Medicaid, Immigration Game of Chicken

By James R. Edwards, Jr. on February 18, 2011

Remarkably, the Obama administration won't block the state of Arizona from paring back its Medicaid rolls. Some 250,000 people could have to forego taxpayer-funded health care. This is notable, because cutting Medicaid rolls goes against the grain of Obamacare's forcing of states to add millions more to this entitlement program.

HHS Secretary Kathleen Sebelius skirted the issue in reply to Arizona Gov. Jan Brewer requesting permission to make this move. But the matter has much wider importance, as 29 governors have sought relief from the Medicaid expansion mandate. Further, it's no secret that the combination of the expansion of Medicaid plus premium subsidies for people well into the middle class will create a burden for American taxpayers – and provide "free" health care to millions of immigrants.

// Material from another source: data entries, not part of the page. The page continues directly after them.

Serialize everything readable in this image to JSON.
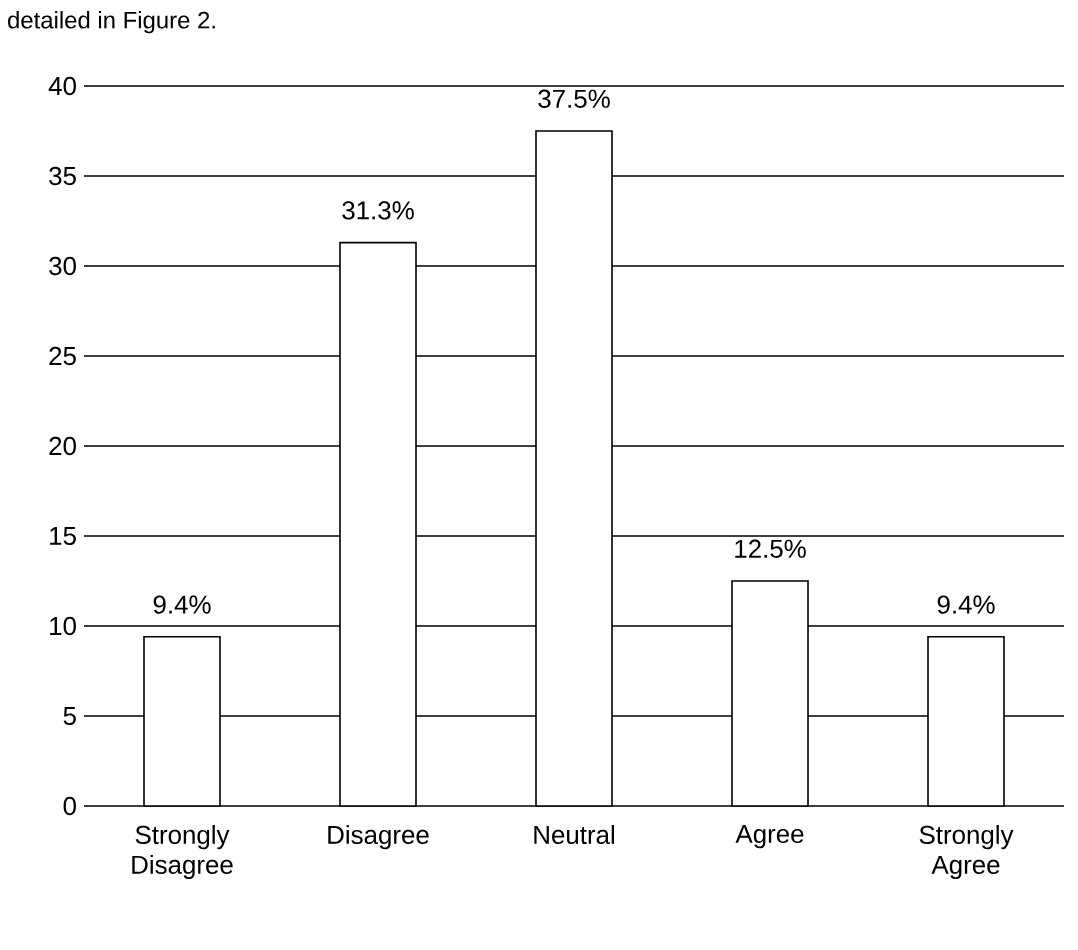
{
  "chart_data": {
    "type": "bar",
    "categories": [
      "Strongly Disagree",
      "Disagree",
      "Neutral",
      "Agree",
      "Strongly Agree"
    ],
    "values": [
      9.4,
      31.3,
      37.5,
      12.5,
      9.4
    ],
    "value_labels": [
      "9.4%",
      "31.3%",
      "37.5%",
      "12.5%",
      "9.4%"
    ],
    "color": "#ffffff",
    "ylim": [
      0,
      40
    ],
    "yticks": [
      0,
      5,
      10,
      15,
      20,
      25,
      30,
      35,
      40
    ],
    "grid": "y",
    "annotations": [
      "detailed in Figure 2."
    ]
  }
}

Congress has been busy this week trimming federal spending for the remainder of this fiscal year. But the real money isn't in discretionary spending. It's in entitlement programs: Medicare, Medicaid, Social Security.

Entitlement programs like these benefit lower-income households, such as immigrants. These workers pay much less into the programs than they end up receiving in benefits. Thus, the stakes really are high, from the standpoint of taxpayer and fiscal responsibility vis-a-vis immigration policy. Lax barriers to illegal-alien access to Obamacare's government programs plus newly eligible legal immigrants will add billions to health costs for both states and the federal government.

The Medicaid program, which is welfare health care, is already breaking state budgets. As states wrestle to find ways to balance their budgets, governors and state legislators are making tough decisions. That means cutting muscle and bone, not fat. In state budgetary terms, that means Medicaid and education.

Here's a sense of the financial stakes:

So far, Arizona has specifically requested such a waiver, and 29 Republican governors have asked Sebelius to offer such waivers to help states close a combined budget shortfall estimated at $111 billion. In response, Sebelius wrote governors to suggest a series of cuts to their Medicaid programs' optional benefits that could save about $100 billion without cutting their overall enrollments.


In states with sizeable immigrant populations, such as California, Arizona, New York, or Texas, Medicaid expansion will tack billions of dollars to their Medicaid budgets, starting in 2014. Don't bet the farm on the federal government's good graces giving states exceptions like Arizona's present reprieve.